In particular, Frushour said, she is seeing the leaders of deployed Marine Expeditionary Units pay more attention to when Marine Security Guard Augmentation Unit teams are dispatched in their region.
“If MSAU is getting sent somewhere, it can be an indicator of things maybe not going well in that part of the world, and [a MEU commander] can put folks on alert: ‘Hey, this is going on, we might have to go do something to help,’” Frushour said. “So more units are starting to use MSAU deployments as an information requirement to prepare for what they might get asked to do.”
Marine Security Guard Augmentation Unit and the larger embassy security group have also been conducting more integrated training with a range of units from Marine Expeditionary Operations Training Groups to MEUs and diplomatic security and foreign affairs personnel.
“Considering recent events with Kabul and Kyiv, it is increasingly critical to reinforce and rehearse our interagency interoperability,” Frushour said. “While our core training and readiness focuses on the MSG mission that enables them to stand ‘Post One’ and all other mission specific posts while reacting to emergencies and threats, our headquarters has coordinated valuable engagements with the interagency and joint force in training, mission rehearsal exercises, and deployment certifications.”
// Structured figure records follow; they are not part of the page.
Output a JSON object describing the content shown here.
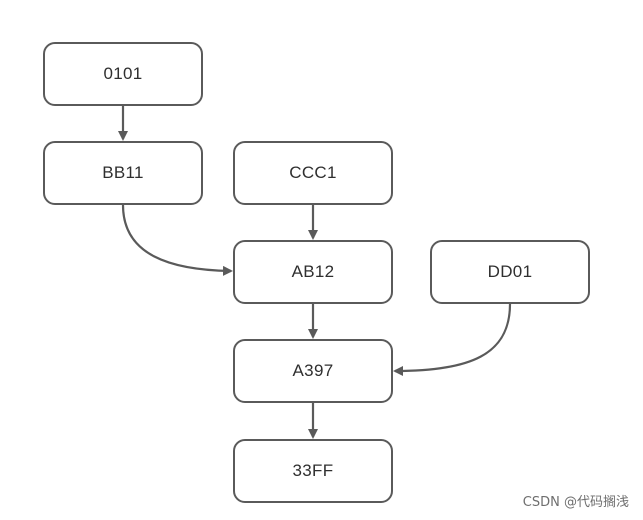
{
  "nodes": {
    "n0101": "0101",
    "bb11": "BB11",
    "ccc1": "CCC1",
    "ab12": "AB12",
    "dd01": "DD01",
    "a397": "A397",
    "ff33": "33FF"
  },
  "edges": [
    {
      "from": "0101",
      "to": "BB11"
    },
    {
      "from": "BB11",
      "to": "AB12"
    },
    {
      "from": "CCC1",
      "to": "AB12"
    },
    {
      "from": "AB12",
      "to": "A397"
    },
    {
      "from": "DD01",
      "to": "A397"
    },
    {
      "from": "A397",
      "to": "33FF"
    }
  ],
  "colors": {
    "stroke": "#5a5a5a",
    "text": "#2f2f2f"
  },
  "watermark": "CSDN @代码搁浅"
}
While normal operations have largely resumed for all Marine security guards, there are still a few nations and diplomatic locations, largely in the Pacific, that don’t allow region commanders to visit deployed Marine security detachments. Typically, detachments get several visits per year, which gives Marines the chance to bring up concerns and get direct mentorship.
One regional commander, Frushour said, had magnets made and distributed to his Marines containing a QR code with his contact information and a promise that he’d answer any request within 24 hours.
“I think that was really well received there,” she said. “So there has been some creativity in making sure that Marines know that, even though we’re not physically there, you’re still in our thoughts on a daily basis … our entire purpose in life is making sure that they are set up to do this mission that we have assigned them to do.”